Robotics is already helping in many different types of operations. Surgeons are already using the Da Vinci Surgical System, a robotic technology that assists in performing minimally invasive surgery. The technology translates hand movements in real-time, giving the surgeon full control while also providing highly magnified, 3D high-definition views of the surgical area.
Robotics is also being used to assist patients in stroke therapy, as seen with Bionik Laboratories in Toronto. This exciting new technology uses digital algorithms to detect motions that patients are unable to perform during therapy. Robotic arms and hands are then used to help guide the patient through the detected movements.
AI-driven technology, such as virtual assistants like Amazon’s Alexa, is being used to help patients in their daily lives. Using Alexa for reminders on when to take medication, eat, and other activities are especially useful for patients diagnosed with Alzheimer’s disease.
The whole field of gene therapy has been revolutionized by AI’s ability to match and decipher genes. Dyno Therapeutics, a biotechnology company, is a pioneer in the use of artificial intelligence in gene therapy. For example, one of the common vectors used to deliver genetic material into patient organs is the Adeno-associated virus capsid (AAV). There are however some limits to naturally occurring AAV capsids.
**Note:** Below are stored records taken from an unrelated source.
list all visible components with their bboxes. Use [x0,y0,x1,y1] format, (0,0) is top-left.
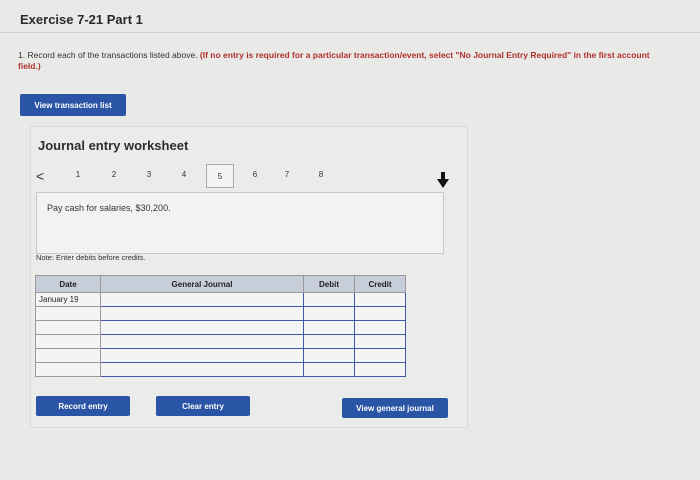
date-cell [35,348,101,363]
debits-note: Note: Enter debits before credits. [36,253,146,262]
date-header: Date [35,275,101,293]
credit-field[interactable] [354,306,406,321]
date-cell: January 19 [35,292,101,307]
previous-page-arrow-icon[interactable]: < [36,168,44,184]
page-tab-5-active[interactable]: 5 [206,164,234,188]
clear-entry-button[interactable]: Clear entry [156,396,250,416]
instructions: 1. Record each of the transactions liste… [18,50,668,72]
credit-field[interactable] [354,292,406,307]
transaction-description: Pay cash for salaries, $30,200. [47,203,171,213]
table-row [35,362,406,377]
debit-field[interactable] [303,292,355,307]
table-row [35,306,406,321]
debit-field[interactable] [303,348,355,363]
credit-field[interactable] [354,348,406,363]
account-field[interactable] [100,348,304,363]
page-tab-4[interactable]: 4 [177,170,191,179]
date-cell [35,306,101,321]
debit-header: Debit [303,275,355,293]
credit-field[interactable] [354,334,406,349]
page-tab-7[interactable]: 7 [280,170,294,179]
page-tab-2[interactable]: 2 [107,170,121,179]
page-tab-3[interactable]: 3 [142,170,156,179]
debit-field[interactable] [303,362,355,377]
general-journal-header: General Journal [100,275,304,293]
account-field[interactable] [100,306,304,321]
worksheet-title: Journal entry worksheet [38,138,189,153]
account-field[interactable] [100,320,304,335]
transaction-description-box: Pay cash for salaries, $30,200. [36,192,444,254]
page-tab-1[interactable]: 1 [71,170,85,179]
date-cell [35,362,101,377]
date-cell [35,334,101,349]
header-divider [0,32,700,33]
account-field[interactable] [100,362,304,377]
mouse-cursor-icon [436,172,450,193]
credit-field[interactable] [354,320,406,335]
journal-table: Date General Journal Debit Credit Januar… [35,275,406,377]
table-row [35,334,406,349]
page-title: Exercise 7-21 Part 1 [20,12,143,27]
page-tab-6[interactable]: 6 [248,170,262,179]
table-row: January 19 [35,292,406,307]
account-field[interactable] [100,292,304,307]
table-row [35,320,406,335]
debit-field[interactable] [303,320,355,335]
debit-field[interactable] [303,306,355,321]
account-field[interactable] [100,334,304,349]
view-general-journal-button[interactable]: View general journal [342,398,448,418]
journal-header-row: Date General Journal Debit Credit [35,275,406,293]
credit-field[interactable] [354,362,406,377]
date-cell [35,320,101,335]
credit-header: Credit [354,275,406,293]
view-transaction-list-button[interactable]: View transaction list [20,94,126,116]
debit-field[interactable] [303,334,355,349]
page-tab-8[interactable]: 8 [314,170,328,179]
table-row [35,348,406,363]
instruction-lead: 1. Record each of the transactions liste… [18,50,200,60]
record-entry-button[interactable]: Record entry [36,396,130,416]
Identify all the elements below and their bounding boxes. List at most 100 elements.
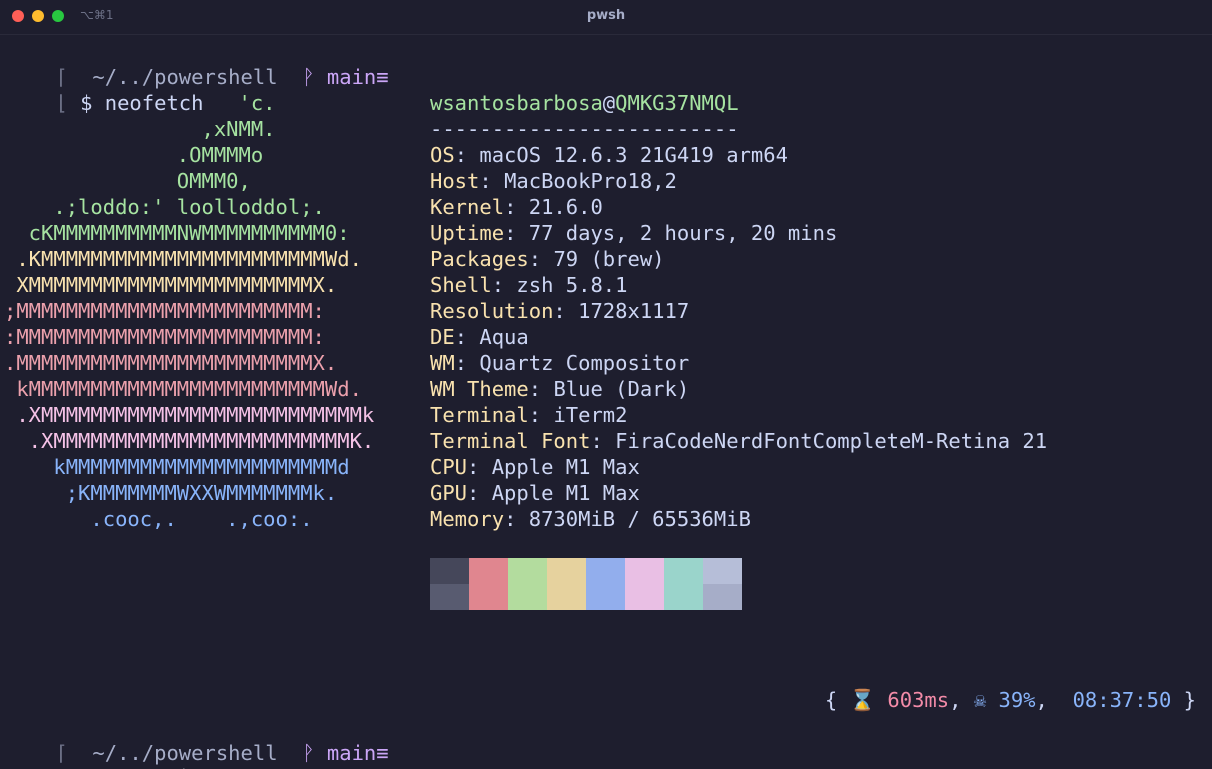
info-value: 8730MiB / 65536MiB <box>528 507 751 531</box>
info-value: Blue (Dark) <box>553 377 690 401</box>
ascii-art-line: .XMMMMMMMMMMMMMMMMMMMMMMMMMMk <box>4 403 375 427</box>
apple-ascii-art: 'c. ,xNMM. .OMMMMo OMMM0, .;loddo:' lool… <box>4 90 374 532</box>
command-line-1: ⌊ $ neofetch <box>6 64 203 115</box>
color-swatch <box>586 584 625 610</box>
command-duration: 603ms <box>887 688 950 712</box>
info-value: Apple M1 Max <box>491 481 640 505</box>
info-value: 21.6.0 <box>528 195 603 219</box>
info-key: WM <box>430 351 455 375</box>
ascii-art-line: ,xNMM. <box>4 117 276 141</box>
info-row: Kernel: 21.6.0 <box>430 195 603 219</box>
color-palette-top <box>430 558 742 584</box>
info-row: WM: Quartz Compositor <box>430 351 690 375</box>
color-swatch <box>625 558 664 584</box>
ascii-art-line: .XMMMMMMMMMMMMMMMMMMMMMMMMK. <box>4 429 375 453</box>
info-row: Memory: 8730MiB / 65536MiB <box>430 507 751 531</box>
info-key: Uptime <box>430 221 505 245</box>
info-row: Packages: 79 (brew) <box>430 247 665 271</box>
info-value: macOS 12.6.3 21G419 arm64 <box>479 143 788 167</box>
info-row: CPU: Apple M1 Max <box>430 455 640 479</box>
ascii-art-line: ;KMMMMMMMWXXWMMMMMMMk. <box>4 481 338 505</box>
title-bar[interactable]: ⌥⌘1 pwsh <box>0 0 1212 35</box>
info-row: Resolution: 1728x1117 <box>430 299 690 323</box>
color-swatch <box>547 584 586 610</box>
terminal-window[interactable]: ⌥⌘1 pwsh ⌈ ~/../powershell ᚹ main≡ ⌊ $ n… <box>0 0 1212 769</box>
info-row: WM Theme: Blue (Dark) <box>430 377 690 401</box>
info-value: Aqua <box>479 325 529 349</box>
ascii-art-line: OMMM0, <box>4 169 251 193</box>
color-swatch <box>508 558 547 584</box>
git-branch-name-2: main≡ <box>326 741 389 765</box>
info-value: zsh 5.8.1 <box>516 273 628 297</box>
prompt-status: { ⌛ 603ms, ☠ 39%, 08:37:50 } <box>825 687 1196 713</box>
color-swatch <box>469 558 508 584</box>
command-line-2[interactable]: ⌊ $ ciao 👋🏽 <box>6 740 219 769</box>
info-row: Terminal: iTerm2 <box>430 403 628 427</box>
skull-icon: ☠ <box>973 688 987 712</box>
info-value: iTerm2 <box>553 403 628 427</box>
color-swatch <box>430 584 469 610</box>
git-branch-name: main≡ <box>326 65 389 89</box>
info-key: GPU <box>430 481 468 505</box>
git-branch-icon: ᚹ <box>302 65 315 89</box>
prompt-line-1: ⌈ ~/../powershell ᚹ main≡ <box>6 38 388 89</box>
info-row: DE: Aqua <box>430 325 529 349</box>
info-key: Shell <box>430 273 492 297</box>
info-key: Terminal Font <box>430 429 591 453</box>
info-key: Terminal <box>430 403 529 427</box>
ascii-art-line: .OMMMMo <box>4 143 264 167</box>
ascii-art-line: kMMMMMMMMMMMMMMMMMMMMMMd <box>4 455 350 479</box>
prompt-line-2: ⌈ ~/../powershell ᚹ main≡ <box>6 714 388 765</box>
info-key: WM Theme <box>430 377 529 401</box>
status-comma-2: , <box>1035 688 1048 712</box>
color-swatch <box>586 558 625 584</box>
window-title: pwsh <box>586 8 626 23</box>
info-row: OS: macOS 12.6.3 21G419 arm64 <box>430 143 788 167</box>
info-key: Host <box>430 169 480 193</box>
status-close-brace: } <box>1183 688 1196 712</box>
info-row: Shell: zsh 5.8.1 <box>430 273 628 297</box>
info-key: Packages <box>430 247 529 271</box>
ascii-art-line: .MMMMMMMMMMMMMMMMMMMMMMMMX. <box>4 351 338 375</box>
info-key: Resolution <box>430 299 554 323</box>
color-palette-bottom <box>430 584 742 610</box>
ascii-art-line: ;MMMMMMMMMMMMMMMMMMMMMMMM: <box>4 299 325 323</box>
username: wsantosbarbosa <box>430 91 603 115</box>
ascii-art-line: .KMMMMMMMMMMMMMMMMMMMMMMMWd. <box>4 247 362 271</box>
battery-percent: 39% <box>998 688 1036 712</box>
info-row: Terminal Font: FiraCodeNerdFontCompleteM… <box>430 429 1048 453</box>
info-key: Kernel <box>430 195 505 219</box>
color-swatch <box>664 584 703 610</box>
at-sign: @ <box>602 91 616 115</box>
info-value: Apple M1 Max <box>491 455 640 479</box>
ascii-art-line: kMMMMMMMMMMMMMMMMMMMMMMMMWd. <box>4 377 362 401</box>
color-swatch <box>664 558 703 584</box>
info-value: Quartz Compositor <box>479 351 690 375</box>
color-swatch <box>703 558 742 584</box>
info-row: Uptime: 77 days, 2 hours, 20 mins <box>430 221 838 245</box>
ascii-art-line: XMMMMMMMMMMMMMMMMMMMMMMMX. <box>4 273 338 297</box>
ascii-art-line: .cooc,. .,coo:. <box>4 507 313 531</box>
info-value: MacBookPro18,2 <box>504 169 677 193</box>
info-row: Host: MacBookPro18,2 <box>430 169 677 193</box>
status-comma-1: , <box>949 688 962 712</box>
color-swatch <box>547 558 586 584</box>
info-value: FiraCodeNerdFontCompleteM-Retina 21 <box>615 429 1048 453</box>
color-swatch <box>430 558 469 584</box>
status-open-brace: { <box>824 688 838 712</box>
info-row: GPU: Apple M1 Max <box>430 481 640 505</box>
info-key: Memory <box>430 507 505 531</box>
ascii-art-line: cKMMMMMMMMMMNWMMMMMMMMMM0: <box>4 221 350 245</box>
ascii-art-line: .;loddo:' loolloddol;. <box>4 195 325 219</box>
hostname: QMKG37NMQL <box>615 91 739 115</box>
ascii-art-line: 'c. <box>4 91 276 115</box>
separator-line: ------------------------- <box>430 117 739 141</box>
info-key: OS <box>430 143 455 167</box>
info-key: CPU <box>430 455 468 479</box>
git-branch-icon-2: ᚹ <box>302 741 315 765</box>
hourglass-icon: ⌛ <box>849 688 876 712</box>
color-swatch <box>625 584 664 610</box>
color-swatch <box>703 584 742 610</box>
info-value: 79 (brew) <box>553 247 665 271</box>
color-swatch <box>469 584 508 610</box>
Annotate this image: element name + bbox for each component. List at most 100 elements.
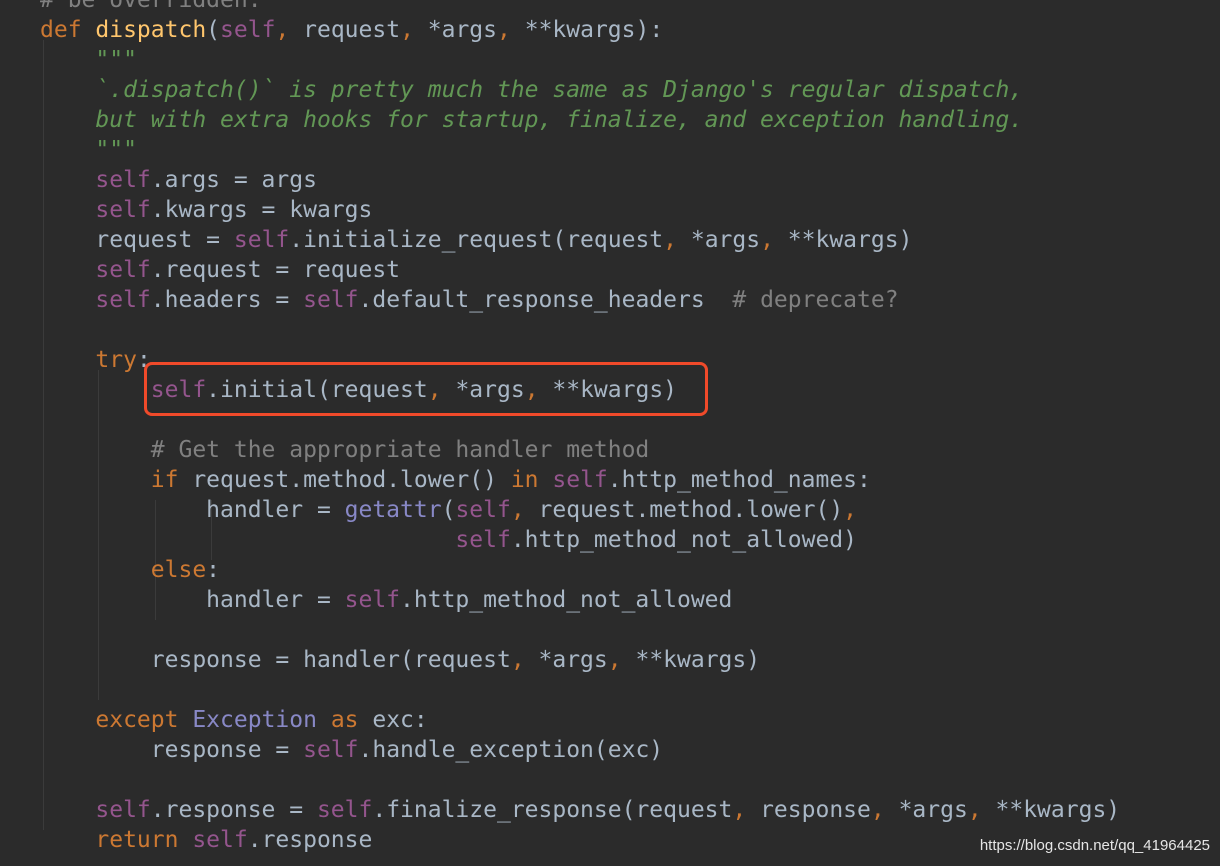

Dyno Therapeutics has developed new machine-guided technologies to rapidly engineer a suite of new, improved capsids. Dyno used machine learning to analyze the capsid libraries optimized for different properties, such as the ability to target the liver or the central nervous system. Their work demonstrates the power of a comprehensive machine-guided approach to engineer many more such improved capsids for gene therapy delivery.
AI has also revolutionized the use of image recognition in healthcare. MelaFind, developed by MELA Sciences, is a technology used by dermatologists during melanoma skin examinations. Melafind uses infrared light to evaluate pigmented lesions. Dermatologists can analyze irregular moles and diagnose serious skin cancers such as melanoma by using the algorithms. Image recognition has made its impact on animal healthcare as well. International Business Machines (IBM), a global technology company, has already started working on ‘AI Assistants’ for veterinarians. These assistants can instantly recognize species once a pet or animal walks in through the door and diagnose it utilizing a database containing 800 medical conditions.
Syft, a leading provider of AI-enhanced inventory control, has helped over 970 hospitals and health systems reduce costs, enhance patient safety, and improve efficiency by optimizing their supply chains.
These many examples provide a small window into the promise of AI in the future of healthcare. This will only get better as AI algorithms become more precise and accurate in their interactions with increased amounts of data. The benefits run from process enhancements, precision medicine and surgery, and overall improvements in diagnostic tools. It is hard to imagine a more exciting time to be in healthcare.